With all things becoming digital, one part of the recipe is a major focus on Software and integrating IT into the user’s experience of the vehicle. Another is an expected emphasis on high-performance, next-generation drivetrains and batteries, intended to provide much more range than current offerings and keep the brand spirit alive. Lastly, a circular approach to sustainability and production of future models, with plans to use as much recycled materials as possible, as long as the supply of which is there and quality meets expectations. A study of this approach to sustainability was showcased with the BMW i Vision Circular which uses 100% recycled and bio-based raw materials following circular economy principles.
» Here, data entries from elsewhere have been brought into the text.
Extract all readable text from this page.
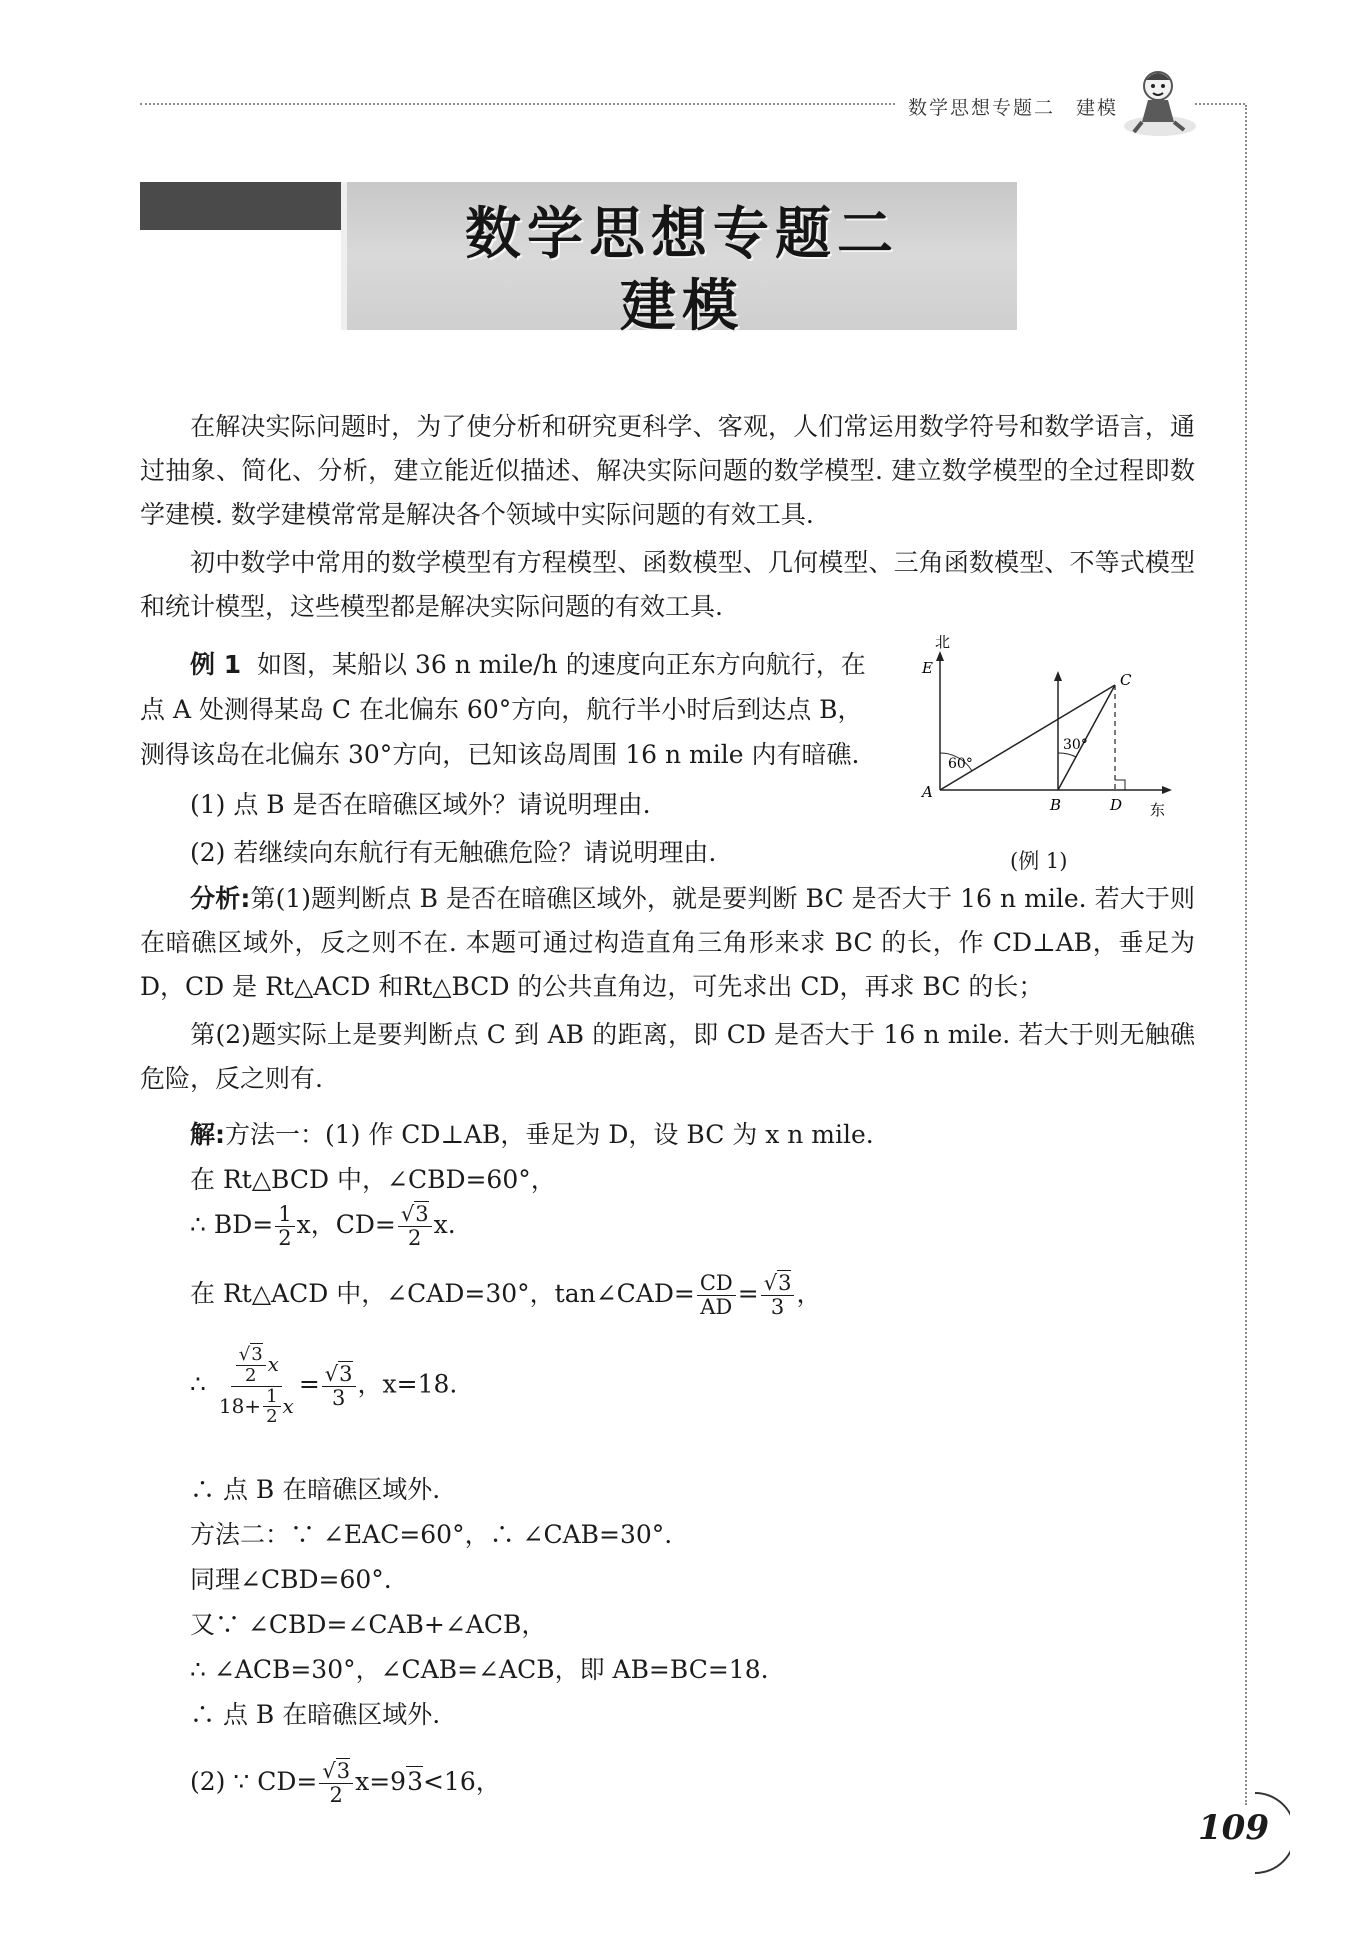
数学思想专题二　建模
数学思想专题二
建模
在解决实际问题时，为了使分析和研究更科学、客观，人们常运用数学符号和数学语言，通过抽象、简化、分析，建立能近似描述、解决实际问题的数学模型. 建立数学模型的全过程即数学建模. 数学建模常常是解决各个领域中实际问题的有效工具.
初中数学中常用的数学模型有方程模型、函数模型、几何模型、三角函数模型、不等式模型和统计模型，这些模型都是解决实际问题的有效工具.
例 1 如图，某船以 36 n mile/h 的速度向正东方向航行，在
点 A 处测得某岛 C 在北偏东 60°方向，航行半小时后到达点 B，
测得该岛在北偏东 30°方向，已知该岛周围 16 n mile 内有暗礁.
(1) 点 B 是否在暗礁区域外？请说明理由.
(2) 若继续向东航行有无触礁危险？请说明理由.
北
E
A
B
C
D 东
60°
30°
(例 1)
分析:第(1)题判断点 B 是否在暗礁区域外，就是要判断 BC 是否大于 16 n mile. 若大于则在暗礁区域外，反之则不在. 本题可通过构造直角三角形来求 BC 的长，作 CD⊥AB，垂足为 D，CD 是 Rt△ACD 和Rt△BCD 的公共直角边，可先求出 CD，再求 BC 的长；
第(2)题实际上是要判断点 C 到 AB 的距离，即 CD 是否大于 16 n mile. 若大于则无触礁危险，反之则有.
解:方法一：(1) 作 CD⊥AB，垂足为 D，设 BC 为 x n mile.
在 Rt△BCD 中，∠CBD=60°，
∴ $BD= \frac{1}{2}$ x，$CD= \frac{√3}{2} x$.
在 Rt△ACD 中，∠CAD=30°，tan∠CAD= $\frac{CD}{AD} = \frac{√3}{3}$ ，
∴ $\frac{\frac{√3}{2} x}{18+ \frac{1}{2} x} = \frac{√3}{3}$ ，x=18.
∴ 点 B 在暗礁区域外.
方法二：∵ ∠EAC=60°，∴ ∠CAB=30°.
同理∠CBD=60°.
又∵ ∠CBD=∠CAB+∠ACB，
∴ ∠ACB=30°，∠CAB=∠ACB，即 AB=BC=18.
∴ 点 B 在暗礁区域外.
(2) ∵ $CD= \frac{√3}{2} x=93<16$，
109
With EVs inherently having less differentiation between makes and models because of similar layouts, we hope BMW savvy will shine through and retain the characteristics responsible for creating the strong fanbase they have, and keep toying with, today. BMW can reign in the new era if they are authentic to their heritage, with driver oriented cars that include sensible interior controls, and design that takes inspiration from their past (not like the current direction with their flawed connection to the 328 of the 30s). If they take more inspiration from the styling of the i Vision Circular and Dee concepts in future models, or at least the body colored kidneys of the i Vision Dynamics concept, they’ll be heading down a better path. They keep proving, even with the contested looks, that the cars they produce today are still for the drivers.